Parfois, la prudence tourne à l’impératif. Candice, libraire parisienne à la peau mate, se décrit comme “intolérante au soleil”. “Je ne peux pas sortir trente minutes sans être cramée et attraper des boutons, confie-t-elle. Cette intolérance l’oblige à appliquer de la crème “toutes les dix minutes” et à chercher sans arrêt un coin d’ombre. Elle doit aussi faire une croix sur les jupes, les t-shirts et sur les sorties entre amis à la plage. “Comme mon grand-père a eu un cancer de la peau, je fais attention”, précise la jeune femme.
Malgré toutes ces précautions, éviter le soleil ne protège pas du cancer. “Rester à l’ombre n’est pas la solution miracle. Plusieurs facteurs entrent en jeu comme l’héritage génétique et le type de peau (phototype). Les personnes avec la peau, les yeux et les cheveux clairs seront toujours plus vulnérables à l’exposition solaire”, ajoute Christine Lafforgue. Sans forcément le vouloir, les “phobiques” du soleil s’affranchissent, par leur prudence, de la “nouvelle norme pigmentaire” décrite par l’historien Pascal Ory dans son Invention du bronzage. Cette “norme”, c’est celle du teint hâlé, érigé en symbole de bonne santé. “La peau participe de la vie sociale. Dans les pays occidentaux, le bronzage est dicté par les canons de la cosmétologie et devient le signe de la réussite sociale”, commente la dermatologue Sylvie Consoli.

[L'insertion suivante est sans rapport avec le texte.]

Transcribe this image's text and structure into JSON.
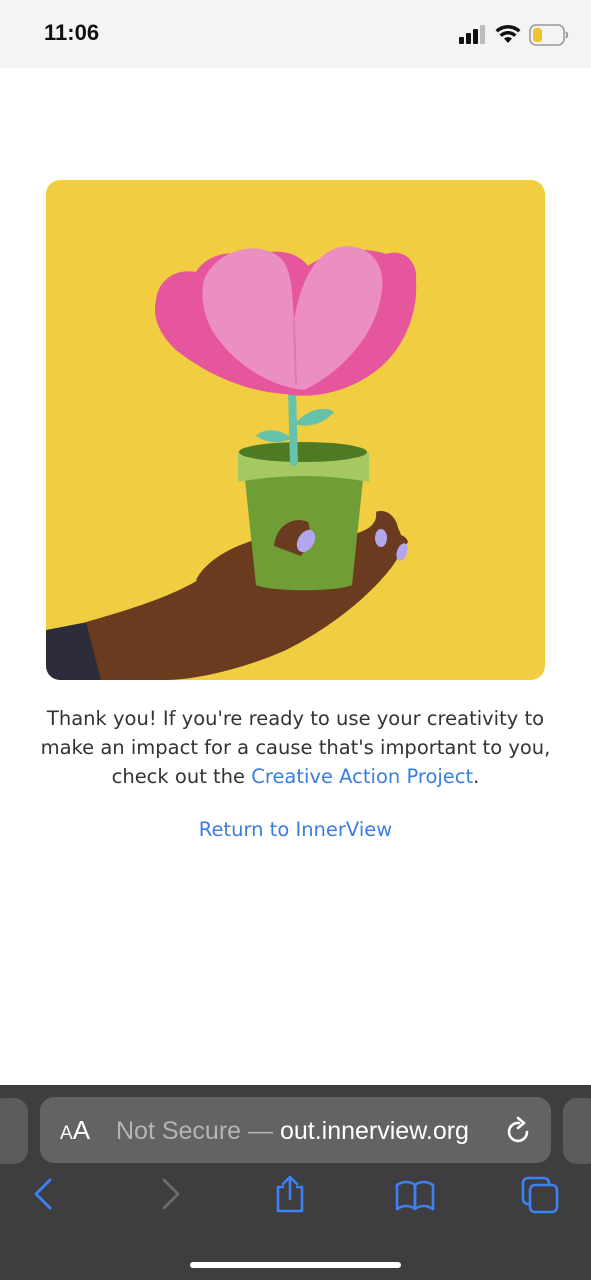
{
  "status_bar": {
    "time": "11:06"
  },
  "main": {
    "message_prefix": "Thank you! If you're ready to use your creativity to make an impact for a cause that's important to you, check out the ",
    "message_link": "Creative Action Project",
    "message_suffix": ".",
    "return_link": "Return to InnerView"
  },
  "browser": {
    "aa_large": "A",
    "aa_small": "A",
    "not_secure": "Not Secure — ",
    "domain": "out.innerview.org"
  },
  "colors": {
    "accent_link": "#3a7de0",
    "illustration_bg": "#f0cd41",
    "toolbar_icon": "#3b82f6",
    "browser_chrome": "#3e3e40"
  },
  "icons": [
    "signal-icon",
    "wifi-icon",
    "battery-icon",
    "reload-icon",
    "back-icon",
    "forward-icon",
    "share-icon",
    "bookmarks-icon",
    "tabs-icon"
  ]
}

“Une éducation au soleil est importante, via l’école ou la famille.”
Sauf que le teint bruni n’est plus toujours valorisé. “Etre bronzé à l’extrême, c’est montrer que l’on perd le contrôle de soi et de son corps. C’est poursuivre un idéal sans prendre en compte des risques connus de tous. En cela, une éducation au soleil est importante, via l’école ou la famille”, estime Bernard Andrieu. Certains pays ont prohibé les salons de bronzage, comme l’Australie et le Brésil, pour empêcher une exposition aux UV tout au long de l’année. Autre illustration de cette prudence: “Au Brésil, la dernière mode est la combinaison de plage surnommée ‘99%’ car elle couvre la quasi totalité du corps.” Une tendance inattendue dans le pays du corps-roi, qui confirme que le bronzage sera peut-être bientôt le vestige d’une autre époque.